En su dilatada trayectoria ha practicado con rigor y pasión todo un repertorio de modalidades canónicas que ha sancionado la historia de ese arte visual: retratos, paisajes, documental, experimental, fotomontaje–collage, y otros. En la presentación de Orain en Vitoria (octubre de 1966) lanzó El abrazo (1964), una imagen en color obtenida con una larga exposición. Esa temporalidad, poco utilizada a la sazón en el contexto de fotografía vasca, provoca un efecto extraño y espectral que perturba el estatuto realista de la imagen.

Consideraba que una serie de obras que denominaba cascografías, iniciadas en 1990, eran su aportación más 'sui generis' al ámbito de lo fotográfico. Se trata de una deriva expandida de la fotografía a la escultura: a ese ámbito híbrido llega craquelando el original y dándole rugosidad y diferentes calidades por medio de sucesivos baños fotográficos. El montaje resultante de los originales es lo que denomina cascografía. Una serie de desnudos o de cabezas serán los motivos recurrentes representados a la misma escala. Como ha observado Jean Arroyue en Alberto Schommer. El arte de la mirada (2002), «la fuerza de la presencia de estas obras viene sobre todo de su estructura anafórica, que asocia múltiples imágenes idénticas o análogas de forma compleja». Sin embargo, desde lo idéntico inventa lo diferente y novedoso. En determinados momentos de la trayectoria fotográfica de Schommer parece actualizarse el vínculo ente lo imaginario y lo onírico. Así sucede en sus extrañas y distópicas imágenes de la serie Civilizaciones (1987), paisajes construidos en los que introduce un contexto ficcional para lo imaginado.

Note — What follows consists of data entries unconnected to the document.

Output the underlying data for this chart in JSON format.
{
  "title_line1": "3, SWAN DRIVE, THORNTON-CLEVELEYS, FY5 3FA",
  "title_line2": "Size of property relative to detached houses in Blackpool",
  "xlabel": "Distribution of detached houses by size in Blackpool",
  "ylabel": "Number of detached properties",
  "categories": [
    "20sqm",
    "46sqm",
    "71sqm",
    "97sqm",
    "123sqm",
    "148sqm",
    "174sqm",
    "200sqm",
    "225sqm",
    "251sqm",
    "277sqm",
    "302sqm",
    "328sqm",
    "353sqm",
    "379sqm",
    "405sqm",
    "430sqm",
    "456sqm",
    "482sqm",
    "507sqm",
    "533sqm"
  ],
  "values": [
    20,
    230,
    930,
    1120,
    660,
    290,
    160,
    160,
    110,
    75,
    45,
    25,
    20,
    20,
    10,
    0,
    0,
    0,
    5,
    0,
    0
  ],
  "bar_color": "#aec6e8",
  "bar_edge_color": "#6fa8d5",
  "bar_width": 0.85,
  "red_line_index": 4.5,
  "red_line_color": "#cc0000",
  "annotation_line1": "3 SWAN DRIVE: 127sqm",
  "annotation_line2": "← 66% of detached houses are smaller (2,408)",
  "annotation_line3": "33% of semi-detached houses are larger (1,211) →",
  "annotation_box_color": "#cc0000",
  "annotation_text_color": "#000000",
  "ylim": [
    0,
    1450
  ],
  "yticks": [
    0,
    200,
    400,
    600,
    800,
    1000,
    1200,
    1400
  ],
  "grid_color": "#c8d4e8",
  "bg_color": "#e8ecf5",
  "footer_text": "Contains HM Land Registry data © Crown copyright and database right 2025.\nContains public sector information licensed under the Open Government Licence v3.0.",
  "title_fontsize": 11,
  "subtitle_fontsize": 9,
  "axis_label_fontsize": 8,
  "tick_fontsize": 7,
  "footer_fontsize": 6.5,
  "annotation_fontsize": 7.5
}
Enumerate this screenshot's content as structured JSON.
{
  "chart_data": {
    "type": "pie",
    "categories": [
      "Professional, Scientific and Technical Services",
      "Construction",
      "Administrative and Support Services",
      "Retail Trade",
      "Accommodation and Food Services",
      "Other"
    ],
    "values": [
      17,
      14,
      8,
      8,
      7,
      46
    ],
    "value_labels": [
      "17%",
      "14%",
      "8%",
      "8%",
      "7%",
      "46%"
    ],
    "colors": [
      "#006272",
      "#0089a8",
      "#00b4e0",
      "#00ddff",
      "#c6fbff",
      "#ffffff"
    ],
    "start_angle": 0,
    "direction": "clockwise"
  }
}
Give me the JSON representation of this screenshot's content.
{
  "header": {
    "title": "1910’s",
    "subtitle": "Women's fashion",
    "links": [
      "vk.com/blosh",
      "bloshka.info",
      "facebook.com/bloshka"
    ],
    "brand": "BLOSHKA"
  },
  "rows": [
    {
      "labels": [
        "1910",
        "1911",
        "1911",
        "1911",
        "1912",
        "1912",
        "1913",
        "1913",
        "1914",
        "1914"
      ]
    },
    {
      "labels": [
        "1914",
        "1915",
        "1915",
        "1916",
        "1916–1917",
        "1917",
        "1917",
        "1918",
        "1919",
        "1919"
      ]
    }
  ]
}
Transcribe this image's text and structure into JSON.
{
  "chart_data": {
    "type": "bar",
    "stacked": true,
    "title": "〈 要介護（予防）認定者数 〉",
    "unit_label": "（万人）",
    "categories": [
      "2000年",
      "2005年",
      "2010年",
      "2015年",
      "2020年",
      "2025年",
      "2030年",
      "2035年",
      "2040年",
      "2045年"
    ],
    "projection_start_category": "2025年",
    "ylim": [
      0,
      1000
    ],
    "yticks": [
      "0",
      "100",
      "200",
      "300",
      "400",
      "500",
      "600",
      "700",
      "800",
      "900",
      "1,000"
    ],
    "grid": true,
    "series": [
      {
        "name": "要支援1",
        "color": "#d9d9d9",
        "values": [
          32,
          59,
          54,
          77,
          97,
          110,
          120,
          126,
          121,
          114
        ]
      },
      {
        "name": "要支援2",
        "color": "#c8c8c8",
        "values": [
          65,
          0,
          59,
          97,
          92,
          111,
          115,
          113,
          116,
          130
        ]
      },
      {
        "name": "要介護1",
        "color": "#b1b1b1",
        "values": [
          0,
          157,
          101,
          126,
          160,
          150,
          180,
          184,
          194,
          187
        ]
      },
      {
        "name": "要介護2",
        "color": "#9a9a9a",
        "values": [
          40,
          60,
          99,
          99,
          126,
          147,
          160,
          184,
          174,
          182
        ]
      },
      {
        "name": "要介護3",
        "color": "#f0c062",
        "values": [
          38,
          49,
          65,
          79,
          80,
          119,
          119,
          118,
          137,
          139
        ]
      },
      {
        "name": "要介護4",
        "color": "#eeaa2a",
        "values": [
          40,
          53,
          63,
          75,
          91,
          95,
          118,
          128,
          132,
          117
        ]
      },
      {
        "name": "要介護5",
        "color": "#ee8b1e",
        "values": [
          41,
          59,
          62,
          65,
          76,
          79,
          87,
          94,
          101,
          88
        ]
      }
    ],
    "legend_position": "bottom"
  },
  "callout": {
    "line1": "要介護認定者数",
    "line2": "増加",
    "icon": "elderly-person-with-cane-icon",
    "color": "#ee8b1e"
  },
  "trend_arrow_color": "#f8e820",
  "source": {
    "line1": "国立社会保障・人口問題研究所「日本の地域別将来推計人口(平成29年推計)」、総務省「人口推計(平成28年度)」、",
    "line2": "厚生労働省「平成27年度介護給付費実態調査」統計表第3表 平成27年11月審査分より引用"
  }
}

Otra modalidad, más irónica, de desplazamiento entre lo real y lo irreal se revela en su serie Sobremesa (1987-1990). Parece invitarnos a desbordar lo documental a través de un énfasis imaginario y a veces irónico.

Tanto en su hacer fotográfico de signo más “puro” como en sus series de voluntad más experimental (cascografías, fotomontajes, collages....), diríase que han conformado un archivo de imágenes que invitan a una percepción reflexiva. La realidad queda registrada como huella lumínica y analógica, pero mediada con determinadas elecciones propiamente fotográficas (enfoque, distancia focal, composición, temporalidad, dominios cromáticos, operaciones de revelado, ...); de modo que cada fotografía integra una singular aleación poética de azar y de intencionalidad. Sabía captar el “instante decisivo” que postulaba Cartier-Bresson desde una hacer intuitivo como se revela en sus serie de viajes, ciudades, lugares y personas anónimas en esas circunstancias fugaces que Barthes denominaba contingencias soberanas. Los viajes, principalmente a las ciudades, procuraron un gran inventarios de imágenes y memorias que tuvieron reflejo posterior en libros como El viaje (1994), La vida (1994), Shanghai, el futuro (2000), París Berlín (2002), Libia: la belleza oculta (2004), México DF (2004).